Look carefully in the video and you can see dad in the third row holding a Canadian flag.
http://www.youtube.com/watch?v=M4SjqFWUSEU&feature=g-upl
One morning we skipped the conference and went to the Western Wall where over 10,000 people were gathered for the Priestly Blessing. The blessing is said for all the festivals which required Jews to go to the Temple in Jerusalem (Passover, Pentecost or Shavuot, and Tabernacles or Sukkot)
This is the blessing we chose for Aarons verse when he was born and where his name came from.
Num 6:24-26
"The LORD bless you and keep you
the LORD make his face (presence) shine upon you and be gracious to you
the LORD turn his face (presence) toward you and give you peace"
In the video you can hear the singer say the blessing and all the priests (cohens) repeat it over all the people gathered there.
http://www.youtube.com/watch?v=2_pLMrMXfNo&feature=g-upl
Below you can see the crowds who began walking there from before dawn.
It was very moving to see and hear.
Also at Sukkot there is a tradition of waving 4 different species of plants that represent four kinds of people and their inward and outward responses to the call to live in a way that honours God.
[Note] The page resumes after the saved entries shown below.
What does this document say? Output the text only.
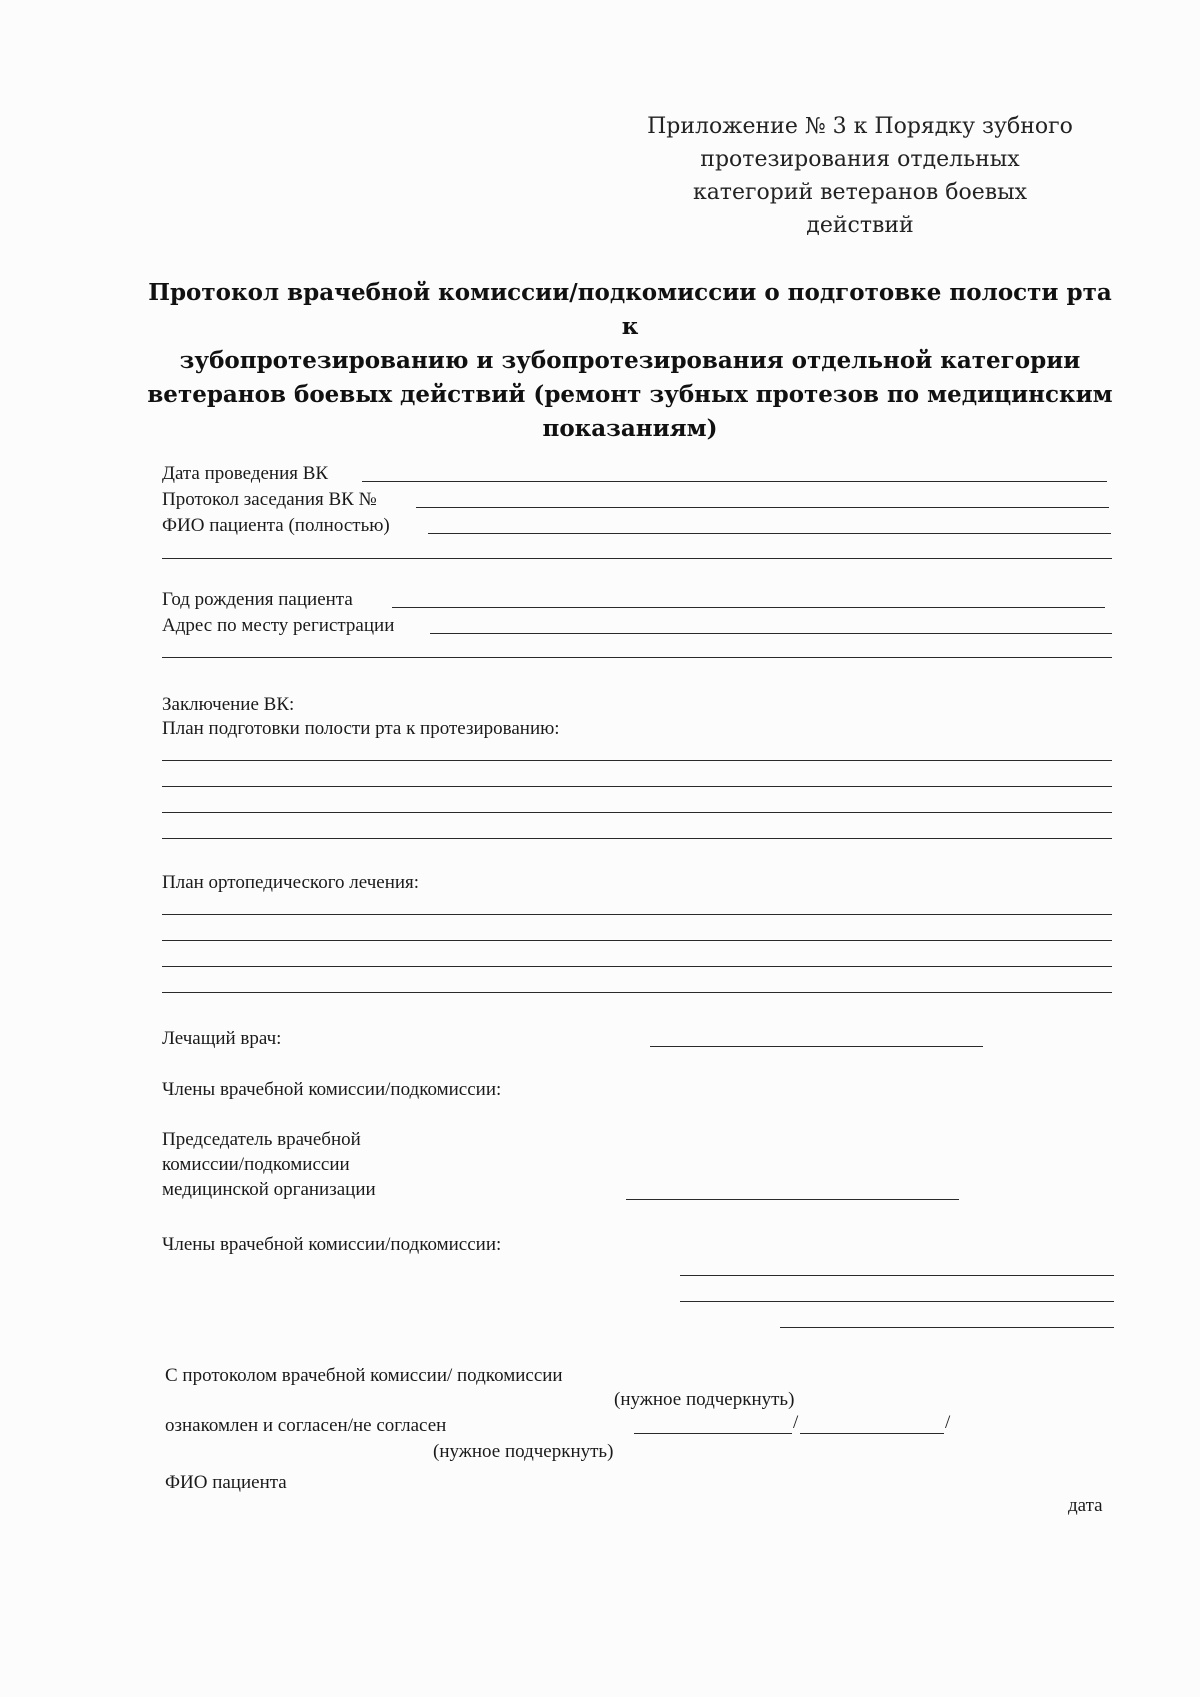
Приложение № 3 к Порядку зубного
протезирования отдельных
категорий ветеранов боевых
действий
Протокол врачебной комиссии/подкомиссии о подготовке полости рта к
зубопротезированию и зубопротезирования отдельной категории
ветеранов боевых действий (ремонт зубных протезов по медицинским
показаниям)
Дата проведения ВК
Протокол заседания ВК №
ФИО пациента (полностью)
Год рождения пациента
Адрес по месту регистрации
Заключение ВК:
План подготовки полости рта к протезированию:
План ортопедического лечения:
Лечащий врач:
Члены врачебной комиссии/подкомиссии:
Председатель врачебной
комиссии/подкомиссии
медицинской организации
Члены врачебной комиссии/подкомиссии:
С протоколом врачебной комиссии/ подкомиссии
(нужное подчеркнуть)
ознакомлен и согласен/не согласен	/	/
(нужное подчеркнуть)
ФИО пациента
дата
It is the only one in the world that invites Christians to study Bible together with them. Rabbi Shlomo Riskin is the leader and Chief Rabbi of Efrat. With a group from the ICEJ Conference, we studied the Bible's view of what the Messianic age will look like from a Jewish and Christian perspective.
David Nekrutman (2nd pic), who had taken us to an Arab Christian Congregation, is the director of the Jewsih Christian program.
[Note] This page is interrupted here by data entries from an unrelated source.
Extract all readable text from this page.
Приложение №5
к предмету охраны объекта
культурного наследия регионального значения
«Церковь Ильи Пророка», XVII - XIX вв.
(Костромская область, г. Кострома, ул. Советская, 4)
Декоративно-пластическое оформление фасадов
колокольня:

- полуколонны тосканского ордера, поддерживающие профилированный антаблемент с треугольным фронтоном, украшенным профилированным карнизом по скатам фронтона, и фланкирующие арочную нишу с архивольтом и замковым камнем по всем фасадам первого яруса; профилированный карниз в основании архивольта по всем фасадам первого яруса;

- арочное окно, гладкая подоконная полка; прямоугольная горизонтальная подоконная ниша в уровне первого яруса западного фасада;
The last day of the conference there was a talk by an African former Muslim who had acid thrown into his face and half burned off by someone who objected to his decision. he is still receiving plastic surgury from the Sheba Hospital in Israel. His name is pastor Umar Mulinde, if you want to google more about his story.
It was fitting that the closing lecture given by Malcolm Hedding (former head of ICEJ) spoke about faithfulness in suffering.
This was predicted by the prophet Ezekiel 600 BCE-Ezek 47:1-12, and reiterated by John in Revelation 22:1,2
"I saw water coming out from under--the Temple--where the river flows everything will live.-- Fruit trees--will grow on both banks of the river--their fruit will serve for food and their leaves for healing (of the nations)"
It was during this festival on Sukkot that Jesus said in John 7:37,38
"If anyone is thirsty let him come to me and drink---whoever trusts in me streams of living water will flow from within him--"
On one side of these steps is a Roman drainage ditch which are now open tunnels so we walked in them up to the Western Wall. This ditch runs in the central valley called the Tyropean Valley. It has now been excvted and you can walk inside it to the Western Wall for 3/4 km-something like Hezekiah's Tunnel but without water.
You can get an idea of how this used to be from the model of Jerusalem where you can see the pool, the steps and the drainage channel to the left of them.
Other interesting new things there-- a hugh palace located next to the pool site which may have belonged to Herod-Antipass, grandson of Harod the Great, and some burial caves that might be where king David was buried
The following two pics show a huge stone block that used to be part of the wall around the Temple, that crashed through the pavement and lodged in the drainage tunnel below. (triangle rock) This occurred during the destruction of the Temple by the Romans in 70 CE. Outside near Robinson's Arch remains you can see where it went through the pavement of the Roman road below the wall.
In the evening, Friday night, we went to a Shabbat dinner on Ruth Fazal's roof-top in a Sukkah with about 30 people reflecting on the feast of Sukkot and the meaning of the sabbath.
We are inceasingly convinced that a Jewish connection needs to be at the heart of how we understand the Bible.